Article Preview
Top1. Introduction
A key assumption in supervised learning is that the training and the testing data (or operational data) used to train the classifier come from the same distribution. This means that training data is representative and the classifier will perform well on all future unseen data instances. However, if the statistical properties of the target variable, which the model is trying to predict, change over time while the same classifier is still applicable, the prediction will be no longer accurate. In machine learning this phenomenon of change in data distribution over time is known as concept drift (Tsymbal, 2004). Concept drift problem have been stated as the tenth challenging problem facing researchers in data mining and machine learning fields (Yang & Wu, 2006).
To show the importance of this problem, assume a data mining application for spam filtering that is developed using the latest generated spam dataset. As this filter adapted to deal with today’s types of spam emails, the spammers will try to bypass the spam filters by disguising their emails to look more like legitimate. So new spam will be generated and the current application will go toward approximation to classify this strange pattern. As time goes by, this will lead to less accurate, poor performance and incorrect knowledge. This dynamic nature of spam email raises a requirement for update in any filter that is to be successful over time in identifying spam (Delany, Cunningham, Tsymbal, & Coyle, 2005).

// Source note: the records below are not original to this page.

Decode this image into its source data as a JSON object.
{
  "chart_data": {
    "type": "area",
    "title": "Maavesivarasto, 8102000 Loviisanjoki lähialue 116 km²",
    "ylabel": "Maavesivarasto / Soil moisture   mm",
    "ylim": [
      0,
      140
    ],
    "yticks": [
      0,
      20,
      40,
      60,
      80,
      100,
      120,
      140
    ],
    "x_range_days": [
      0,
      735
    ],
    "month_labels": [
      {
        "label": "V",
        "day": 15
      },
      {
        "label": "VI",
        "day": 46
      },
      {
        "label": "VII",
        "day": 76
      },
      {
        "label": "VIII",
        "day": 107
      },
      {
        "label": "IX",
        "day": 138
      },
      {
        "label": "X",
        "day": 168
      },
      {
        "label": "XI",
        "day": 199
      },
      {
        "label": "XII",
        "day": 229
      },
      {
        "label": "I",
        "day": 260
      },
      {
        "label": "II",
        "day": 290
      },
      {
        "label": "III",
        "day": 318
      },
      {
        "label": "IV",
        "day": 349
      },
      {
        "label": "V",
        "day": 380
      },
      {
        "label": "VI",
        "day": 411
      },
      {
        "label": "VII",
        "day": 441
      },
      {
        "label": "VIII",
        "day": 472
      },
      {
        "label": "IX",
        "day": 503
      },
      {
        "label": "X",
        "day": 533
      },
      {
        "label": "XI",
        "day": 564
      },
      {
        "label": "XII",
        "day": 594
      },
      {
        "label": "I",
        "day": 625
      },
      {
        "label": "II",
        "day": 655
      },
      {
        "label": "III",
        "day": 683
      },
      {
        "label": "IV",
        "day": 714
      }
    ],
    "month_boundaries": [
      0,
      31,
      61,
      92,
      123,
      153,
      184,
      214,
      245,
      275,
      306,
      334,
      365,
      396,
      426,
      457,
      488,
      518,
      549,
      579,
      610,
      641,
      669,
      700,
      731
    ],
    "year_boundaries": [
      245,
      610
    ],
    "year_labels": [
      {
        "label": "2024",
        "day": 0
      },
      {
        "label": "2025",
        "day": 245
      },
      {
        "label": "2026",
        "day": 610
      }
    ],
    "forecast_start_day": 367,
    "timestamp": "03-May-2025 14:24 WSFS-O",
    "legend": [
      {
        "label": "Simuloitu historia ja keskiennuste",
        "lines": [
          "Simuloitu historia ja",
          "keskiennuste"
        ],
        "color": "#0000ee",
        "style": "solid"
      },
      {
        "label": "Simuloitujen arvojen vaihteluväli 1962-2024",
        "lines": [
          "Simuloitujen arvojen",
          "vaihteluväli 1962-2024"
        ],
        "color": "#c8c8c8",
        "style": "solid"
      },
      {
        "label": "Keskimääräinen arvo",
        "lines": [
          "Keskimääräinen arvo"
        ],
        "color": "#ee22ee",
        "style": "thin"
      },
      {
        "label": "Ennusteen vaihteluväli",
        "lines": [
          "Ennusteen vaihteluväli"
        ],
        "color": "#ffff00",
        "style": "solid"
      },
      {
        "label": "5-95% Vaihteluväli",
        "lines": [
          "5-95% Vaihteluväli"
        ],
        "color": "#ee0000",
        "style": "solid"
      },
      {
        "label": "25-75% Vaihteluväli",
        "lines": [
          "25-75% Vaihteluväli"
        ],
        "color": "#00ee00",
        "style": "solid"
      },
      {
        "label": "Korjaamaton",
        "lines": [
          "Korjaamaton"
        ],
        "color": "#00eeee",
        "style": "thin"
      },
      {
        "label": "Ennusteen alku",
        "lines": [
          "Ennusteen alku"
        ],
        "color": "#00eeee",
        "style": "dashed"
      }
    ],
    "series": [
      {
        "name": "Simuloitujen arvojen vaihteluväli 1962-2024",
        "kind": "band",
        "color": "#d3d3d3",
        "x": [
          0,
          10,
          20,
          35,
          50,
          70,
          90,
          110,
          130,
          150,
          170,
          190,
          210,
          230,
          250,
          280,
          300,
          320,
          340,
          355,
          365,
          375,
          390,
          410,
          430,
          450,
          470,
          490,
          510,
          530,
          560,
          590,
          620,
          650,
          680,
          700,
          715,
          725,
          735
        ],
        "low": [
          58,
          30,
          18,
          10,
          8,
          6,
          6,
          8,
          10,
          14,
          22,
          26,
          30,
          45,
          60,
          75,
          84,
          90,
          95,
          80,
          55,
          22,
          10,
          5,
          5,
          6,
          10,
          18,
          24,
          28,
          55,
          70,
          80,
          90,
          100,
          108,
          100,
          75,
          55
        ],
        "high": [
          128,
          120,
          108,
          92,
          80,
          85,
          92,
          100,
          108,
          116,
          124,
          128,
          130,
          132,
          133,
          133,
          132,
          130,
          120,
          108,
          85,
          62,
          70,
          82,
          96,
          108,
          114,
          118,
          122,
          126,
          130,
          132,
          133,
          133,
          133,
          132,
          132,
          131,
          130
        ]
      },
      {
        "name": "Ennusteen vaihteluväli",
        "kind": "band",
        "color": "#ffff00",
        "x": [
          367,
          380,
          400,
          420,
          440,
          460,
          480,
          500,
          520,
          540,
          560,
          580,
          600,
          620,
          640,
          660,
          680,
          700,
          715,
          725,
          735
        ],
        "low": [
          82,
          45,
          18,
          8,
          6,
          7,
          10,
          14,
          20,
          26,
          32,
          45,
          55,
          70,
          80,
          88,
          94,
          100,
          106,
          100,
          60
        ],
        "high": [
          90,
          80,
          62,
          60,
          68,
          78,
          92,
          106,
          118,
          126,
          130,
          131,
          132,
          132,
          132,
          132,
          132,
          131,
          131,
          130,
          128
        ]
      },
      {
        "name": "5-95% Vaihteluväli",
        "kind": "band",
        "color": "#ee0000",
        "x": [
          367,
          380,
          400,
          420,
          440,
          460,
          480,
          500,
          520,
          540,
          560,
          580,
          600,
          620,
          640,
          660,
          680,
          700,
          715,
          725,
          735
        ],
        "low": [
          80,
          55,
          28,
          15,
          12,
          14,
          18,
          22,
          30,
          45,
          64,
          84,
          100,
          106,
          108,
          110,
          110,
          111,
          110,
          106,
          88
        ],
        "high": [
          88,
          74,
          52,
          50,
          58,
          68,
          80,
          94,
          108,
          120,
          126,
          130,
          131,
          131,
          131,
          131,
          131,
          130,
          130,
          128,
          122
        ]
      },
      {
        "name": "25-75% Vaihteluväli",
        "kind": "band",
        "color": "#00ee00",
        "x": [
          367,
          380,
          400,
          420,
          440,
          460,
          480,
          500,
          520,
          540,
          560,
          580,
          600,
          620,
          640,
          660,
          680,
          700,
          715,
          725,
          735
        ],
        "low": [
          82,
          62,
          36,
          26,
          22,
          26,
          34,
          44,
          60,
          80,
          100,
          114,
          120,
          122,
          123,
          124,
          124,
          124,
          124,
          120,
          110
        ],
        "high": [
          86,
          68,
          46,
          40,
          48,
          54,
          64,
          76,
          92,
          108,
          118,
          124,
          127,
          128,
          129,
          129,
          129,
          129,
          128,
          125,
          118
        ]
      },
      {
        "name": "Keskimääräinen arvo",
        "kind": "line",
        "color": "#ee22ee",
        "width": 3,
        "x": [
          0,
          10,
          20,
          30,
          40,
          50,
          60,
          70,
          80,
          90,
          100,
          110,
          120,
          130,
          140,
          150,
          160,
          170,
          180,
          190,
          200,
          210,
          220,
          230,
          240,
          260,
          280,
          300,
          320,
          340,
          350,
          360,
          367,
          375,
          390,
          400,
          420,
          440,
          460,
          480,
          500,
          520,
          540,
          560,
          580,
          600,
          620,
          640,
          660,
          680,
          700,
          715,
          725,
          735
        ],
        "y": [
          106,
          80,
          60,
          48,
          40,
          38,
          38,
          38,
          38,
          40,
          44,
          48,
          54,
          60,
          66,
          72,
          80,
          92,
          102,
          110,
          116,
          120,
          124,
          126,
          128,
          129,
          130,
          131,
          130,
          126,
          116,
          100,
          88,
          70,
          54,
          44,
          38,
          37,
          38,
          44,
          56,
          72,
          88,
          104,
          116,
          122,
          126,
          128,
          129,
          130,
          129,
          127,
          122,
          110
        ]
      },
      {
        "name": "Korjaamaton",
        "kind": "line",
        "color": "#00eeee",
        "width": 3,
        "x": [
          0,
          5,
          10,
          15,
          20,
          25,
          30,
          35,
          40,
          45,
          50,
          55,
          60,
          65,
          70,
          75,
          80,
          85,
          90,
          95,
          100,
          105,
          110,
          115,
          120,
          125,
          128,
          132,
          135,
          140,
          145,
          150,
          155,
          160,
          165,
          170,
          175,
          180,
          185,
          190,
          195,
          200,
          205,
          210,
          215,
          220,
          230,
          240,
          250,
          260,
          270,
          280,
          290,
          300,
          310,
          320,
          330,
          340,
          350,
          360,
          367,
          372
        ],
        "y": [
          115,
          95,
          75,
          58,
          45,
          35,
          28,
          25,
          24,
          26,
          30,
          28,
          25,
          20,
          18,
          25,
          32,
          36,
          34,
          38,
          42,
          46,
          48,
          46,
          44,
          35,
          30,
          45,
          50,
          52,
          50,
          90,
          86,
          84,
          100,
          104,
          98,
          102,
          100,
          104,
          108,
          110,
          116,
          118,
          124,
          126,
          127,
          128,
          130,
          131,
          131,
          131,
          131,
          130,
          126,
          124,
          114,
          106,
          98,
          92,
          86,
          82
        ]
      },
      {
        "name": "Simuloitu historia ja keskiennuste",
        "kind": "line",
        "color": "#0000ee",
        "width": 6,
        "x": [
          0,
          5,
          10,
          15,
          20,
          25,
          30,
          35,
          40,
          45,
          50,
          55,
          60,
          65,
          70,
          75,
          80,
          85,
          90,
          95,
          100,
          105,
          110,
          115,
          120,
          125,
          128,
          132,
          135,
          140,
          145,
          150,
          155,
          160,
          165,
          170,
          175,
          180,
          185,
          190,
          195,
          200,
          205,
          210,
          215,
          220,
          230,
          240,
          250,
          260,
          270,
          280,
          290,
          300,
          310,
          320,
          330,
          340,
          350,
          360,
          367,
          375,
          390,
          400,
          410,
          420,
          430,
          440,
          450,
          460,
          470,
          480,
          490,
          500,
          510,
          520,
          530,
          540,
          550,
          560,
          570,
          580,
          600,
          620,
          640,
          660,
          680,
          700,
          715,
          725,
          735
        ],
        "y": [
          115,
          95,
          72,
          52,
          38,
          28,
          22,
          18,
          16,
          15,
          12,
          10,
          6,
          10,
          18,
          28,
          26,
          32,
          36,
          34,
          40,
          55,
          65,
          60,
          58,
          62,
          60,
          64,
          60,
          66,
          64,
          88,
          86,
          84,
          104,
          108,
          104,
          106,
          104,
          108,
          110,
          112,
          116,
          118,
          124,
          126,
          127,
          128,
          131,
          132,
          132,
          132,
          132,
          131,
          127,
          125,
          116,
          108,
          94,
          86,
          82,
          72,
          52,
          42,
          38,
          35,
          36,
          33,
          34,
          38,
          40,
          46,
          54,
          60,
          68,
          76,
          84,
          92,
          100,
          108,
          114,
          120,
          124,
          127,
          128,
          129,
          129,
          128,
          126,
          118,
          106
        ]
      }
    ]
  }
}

The main difficulty in mining non-stationary data like spam, intrusion, stock marketing, weather and customer preferences is to cope with the changing of data concept. The fundamental processes generating most real-time data may change over years, months and even seconds, at times drastically. Effective learning in environments with hidden contexts and concept drift requires a learning algorithm that can detect context changes without being explicitly informed about them, recover quickly from a context change and adjust itself to the new context, and can make use of previous experience in situations where old contexts and corresponding concepts reappear (Nishida & Yamauchi, 2009).
In our research, we try to add a contribution to scientific research in solving the problem of concept drift in supervised learning when true labels become known with certain delay. The work presented in this paper is based on training set formation strategy which is reforming the training sets when concept drift is detected. Training set formation methods have an advantages over other adaptivity methods since they do not require complicated parameterization and they can be used for online learning plugging in different types of base classifiers. We can summarize our contribution as:
- •
We introduce Adaptive Training Set Formation for Delayed Labeling Algorithm (SFDL), which is based on selective training set formation. Our proposed solution is considered as the first systematic training set formation approach that take into account delayed labeling problem. Our proposed algorithm can be used with any base classifier without the need to change the implementation or setting of the classifier;
- •
We test our algorithm implementation using synthetic and real dataset from various domains which might have different drift types (sudden, gradual, incremental recurrences) with different speed of change. Experimental evaluation confirms improvement in classification accuracy as compared to ordinary classifier for all drift types.
The rest of the paper is organized as follows: Section 2 presents related work and gives an introductory background to the main topic of this research, namely concept drift problem and detectability of concept drift when labeled is delayed. Section 3 defines training set formation strategy and summarize the main contributions of our research. Section 4 describes our methodology and proposed algorithms. Experimental results discussed in Section 5. Finally Section 6 concludes the paper.